Jeter has called his 2013 season a "nightmare." Indeed, Jeter now has to answer questions about his physical health and the mental health of his former friend. At what point does Jeter graduate from bad luck to old limbs? He appeared to be fading two years ago, then had a stellar comeback last season, a stunning renaissance with a .300 batting average and over 200 hits.

But it could just be that he's returning to natural form. He is, by all historical standards, way too deep into his career to be great. Maybe 2012 was just a bonus, a de facto curtain call from the captain. He has spent so long living the good life, which has led us to expect unreasonably gaudy results.

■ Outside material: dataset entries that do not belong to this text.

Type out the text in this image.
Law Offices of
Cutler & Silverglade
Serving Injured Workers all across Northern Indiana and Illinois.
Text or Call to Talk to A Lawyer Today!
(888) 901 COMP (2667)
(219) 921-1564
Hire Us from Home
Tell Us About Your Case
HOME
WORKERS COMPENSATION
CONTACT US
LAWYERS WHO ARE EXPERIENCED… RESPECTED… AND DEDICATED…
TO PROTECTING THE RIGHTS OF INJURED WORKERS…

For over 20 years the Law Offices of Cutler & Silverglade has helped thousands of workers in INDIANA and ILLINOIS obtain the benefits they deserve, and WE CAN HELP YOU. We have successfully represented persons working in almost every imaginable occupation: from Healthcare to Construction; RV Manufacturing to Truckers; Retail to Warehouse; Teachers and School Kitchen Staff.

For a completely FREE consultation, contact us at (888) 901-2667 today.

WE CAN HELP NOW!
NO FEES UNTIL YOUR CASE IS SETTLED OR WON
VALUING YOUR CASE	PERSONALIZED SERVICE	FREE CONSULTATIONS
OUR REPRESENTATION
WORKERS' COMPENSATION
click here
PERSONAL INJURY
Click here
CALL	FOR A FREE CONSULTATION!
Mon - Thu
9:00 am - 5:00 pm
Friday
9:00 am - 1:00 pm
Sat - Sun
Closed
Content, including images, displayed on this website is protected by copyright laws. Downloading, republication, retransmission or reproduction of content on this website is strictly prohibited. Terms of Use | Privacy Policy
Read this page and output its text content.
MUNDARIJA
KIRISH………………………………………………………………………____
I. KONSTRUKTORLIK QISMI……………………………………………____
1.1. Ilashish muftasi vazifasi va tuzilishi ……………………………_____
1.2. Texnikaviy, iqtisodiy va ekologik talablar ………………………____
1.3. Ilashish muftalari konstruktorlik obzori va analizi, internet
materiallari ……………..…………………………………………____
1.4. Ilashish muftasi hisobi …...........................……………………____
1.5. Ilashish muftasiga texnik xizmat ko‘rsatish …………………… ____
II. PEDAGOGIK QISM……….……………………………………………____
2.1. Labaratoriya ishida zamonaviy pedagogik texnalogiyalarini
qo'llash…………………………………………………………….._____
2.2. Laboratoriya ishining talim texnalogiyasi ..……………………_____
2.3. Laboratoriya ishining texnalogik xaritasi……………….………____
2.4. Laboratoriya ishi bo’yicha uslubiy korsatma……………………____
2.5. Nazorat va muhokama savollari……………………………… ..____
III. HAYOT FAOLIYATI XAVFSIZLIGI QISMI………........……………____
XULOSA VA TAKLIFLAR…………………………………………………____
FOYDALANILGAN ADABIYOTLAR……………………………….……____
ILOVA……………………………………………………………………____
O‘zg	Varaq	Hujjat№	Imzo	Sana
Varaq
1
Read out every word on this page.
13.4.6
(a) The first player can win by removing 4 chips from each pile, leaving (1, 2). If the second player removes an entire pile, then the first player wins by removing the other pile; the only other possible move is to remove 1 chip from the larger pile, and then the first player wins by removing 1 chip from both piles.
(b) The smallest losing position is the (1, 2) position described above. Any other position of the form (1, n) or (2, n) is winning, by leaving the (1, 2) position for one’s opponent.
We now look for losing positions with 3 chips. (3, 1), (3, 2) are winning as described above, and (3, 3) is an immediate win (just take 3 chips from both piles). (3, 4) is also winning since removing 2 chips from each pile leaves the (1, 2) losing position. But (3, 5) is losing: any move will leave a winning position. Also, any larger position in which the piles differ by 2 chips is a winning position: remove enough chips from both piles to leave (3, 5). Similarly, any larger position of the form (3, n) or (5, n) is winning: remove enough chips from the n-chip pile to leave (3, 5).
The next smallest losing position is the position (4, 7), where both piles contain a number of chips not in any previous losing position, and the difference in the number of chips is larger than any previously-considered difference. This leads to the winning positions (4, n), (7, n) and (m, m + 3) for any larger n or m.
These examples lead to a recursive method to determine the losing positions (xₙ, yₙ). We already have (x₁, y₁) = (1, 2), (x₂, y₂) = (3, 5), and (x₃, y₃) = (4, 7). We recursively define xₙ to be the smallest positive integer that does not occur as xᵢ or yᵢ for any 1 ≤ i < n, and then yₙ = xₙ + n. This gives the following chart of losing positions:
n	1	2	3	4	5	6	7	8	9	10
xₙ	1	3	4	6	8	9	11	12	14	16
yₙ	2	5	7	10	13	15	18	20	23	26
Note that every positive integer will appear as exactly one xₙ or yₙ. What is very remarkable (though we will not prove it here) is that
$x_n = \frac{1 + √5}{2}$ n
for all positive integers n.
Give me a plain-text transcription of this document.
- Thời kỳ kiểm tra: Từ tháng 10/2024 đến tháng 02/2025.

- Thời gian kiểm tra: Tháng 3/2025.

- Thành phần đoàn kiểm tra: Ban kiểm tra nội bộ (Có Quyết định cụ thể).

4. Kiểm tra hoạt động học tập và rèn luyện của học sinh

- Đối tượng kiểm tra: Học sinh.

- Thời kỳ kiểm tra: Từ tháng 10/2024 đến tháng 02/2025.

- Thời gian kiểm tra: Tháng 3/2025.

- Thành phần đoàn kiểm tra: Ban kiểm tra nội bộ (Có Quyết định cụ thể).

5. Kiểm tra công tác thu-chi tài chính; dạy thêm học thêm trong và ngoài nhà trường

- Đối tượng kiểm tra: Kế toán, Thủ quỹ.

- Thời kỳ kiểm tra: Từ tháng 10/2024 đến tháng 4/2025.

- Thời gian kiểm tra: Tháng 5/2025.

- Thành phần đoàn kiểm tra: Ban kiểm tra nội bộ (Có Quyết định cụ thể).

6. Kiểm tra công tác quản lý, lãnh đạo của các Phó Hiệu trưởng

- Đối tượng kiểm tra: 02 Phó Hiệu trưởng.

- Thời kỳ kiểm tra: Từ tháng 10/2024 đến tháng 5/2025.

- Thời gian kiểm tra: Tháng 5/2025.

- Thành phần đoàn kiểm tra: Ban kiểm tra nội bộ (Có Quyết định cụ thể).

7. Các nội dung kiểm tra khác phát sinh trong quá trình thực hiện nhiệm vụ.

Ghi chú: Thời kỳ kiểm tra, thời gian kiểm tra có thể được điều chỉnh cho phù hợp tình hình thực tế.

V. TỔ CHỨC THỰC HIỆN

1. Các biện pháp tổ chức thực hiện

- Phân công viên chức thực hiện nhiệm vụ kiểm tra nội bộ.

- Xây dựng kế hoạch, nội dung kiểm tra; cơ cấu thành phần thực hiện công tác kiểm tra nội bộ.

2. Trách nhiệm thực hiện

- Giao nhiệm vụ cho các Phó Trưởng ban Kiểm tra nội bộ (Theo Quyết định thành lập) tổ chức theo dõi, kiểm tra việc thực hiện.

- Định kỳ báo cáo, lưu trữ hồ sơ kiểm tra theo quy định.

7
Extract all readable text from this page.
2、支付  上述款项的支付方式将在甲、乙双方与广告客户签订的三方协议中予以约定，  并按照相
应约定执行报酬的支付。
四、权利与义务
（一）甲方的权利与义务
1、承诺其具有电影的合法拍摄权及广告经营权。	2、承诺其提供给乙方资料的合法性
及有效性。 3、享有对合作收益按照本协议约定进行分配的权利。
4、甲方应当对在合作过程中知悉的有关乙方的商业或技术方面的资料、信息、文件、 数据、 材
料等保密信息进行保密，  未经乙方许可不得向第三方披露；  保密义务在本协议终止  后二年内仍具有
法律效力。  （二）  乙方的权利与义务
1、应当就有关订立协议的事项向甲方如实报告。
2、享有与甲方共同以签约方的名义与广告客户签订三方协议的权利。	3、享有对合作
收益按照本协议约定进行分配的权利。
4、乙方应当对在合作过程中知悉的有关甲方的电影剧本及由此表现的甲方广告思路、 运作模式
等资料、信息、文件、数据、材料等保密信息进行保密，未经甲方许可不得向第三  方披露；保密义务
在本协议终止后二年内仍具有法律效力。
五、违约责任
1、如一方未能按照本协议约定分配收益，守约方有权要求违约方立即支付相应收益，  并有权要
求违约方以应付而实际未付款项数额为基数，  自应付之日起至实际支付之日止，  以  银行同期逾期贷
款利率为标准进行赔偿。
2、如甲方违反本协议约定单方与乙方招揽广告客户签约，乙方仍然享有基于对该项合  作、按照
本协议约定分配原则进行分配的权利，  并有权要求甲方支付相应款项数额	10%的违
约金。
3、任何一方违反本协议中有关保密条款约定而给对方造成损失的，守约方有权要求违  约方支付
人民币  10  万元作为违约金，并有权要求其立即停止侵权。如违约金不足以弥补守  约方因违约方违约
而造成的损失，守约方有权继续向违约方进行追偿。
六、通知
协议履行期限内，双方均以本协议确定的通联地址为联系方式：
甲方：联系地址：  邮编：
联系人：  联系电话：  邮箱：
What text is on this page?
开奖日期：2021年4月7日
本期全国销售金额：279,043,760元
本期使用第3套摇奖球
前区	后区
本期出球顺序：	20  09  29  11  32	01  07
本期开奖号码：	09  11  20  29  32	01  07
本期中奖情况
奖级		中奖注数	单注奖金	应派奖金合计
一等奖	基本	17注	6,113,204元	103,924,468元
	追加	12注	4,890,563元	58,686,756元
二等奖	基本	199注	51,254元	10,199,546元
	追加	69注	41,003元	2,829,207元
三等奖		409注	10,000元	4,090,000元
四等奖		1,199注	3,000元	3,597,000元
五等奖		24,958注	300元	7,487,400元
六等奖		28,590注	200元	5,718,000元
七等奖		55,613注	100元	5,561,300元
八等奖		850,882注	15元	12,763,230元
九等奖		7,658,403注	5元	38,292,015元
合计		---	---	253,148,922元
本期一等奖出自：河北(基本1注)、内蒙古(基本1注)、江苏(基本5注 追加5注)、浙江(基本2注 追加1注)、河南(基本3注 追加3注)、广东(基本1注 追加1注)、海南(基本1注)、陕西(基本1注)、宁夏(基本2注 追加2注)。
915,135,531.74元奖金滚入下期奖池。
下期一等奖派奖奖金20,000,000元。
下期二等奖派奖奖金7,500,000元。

Jeter is about a year older than Rodriguez. Even if A-Rod takes a forced hiatus next year, he could return fresh in 2015 -- with a new batch of something undetectable -- and revive his moribund career. Jeter, who seems to have done it all by the book, can't catch up to Father Time's fastball. Without the equine potions that his peers have abused for too long, Jeter will decay, like all other players, like all other humans. Even honesty has a price.

The saddest irony would be seeing Jeter fade before Rodriguez, whose place in the history books is now dubious at best. There is no doubt that A-Rod will watch Jeter give his Hall of Fame speech long before he gets so much as a text message from Cooperstown.

Either way, the finish line is in full view for both. How close they are could depend on our lens, or on their legs.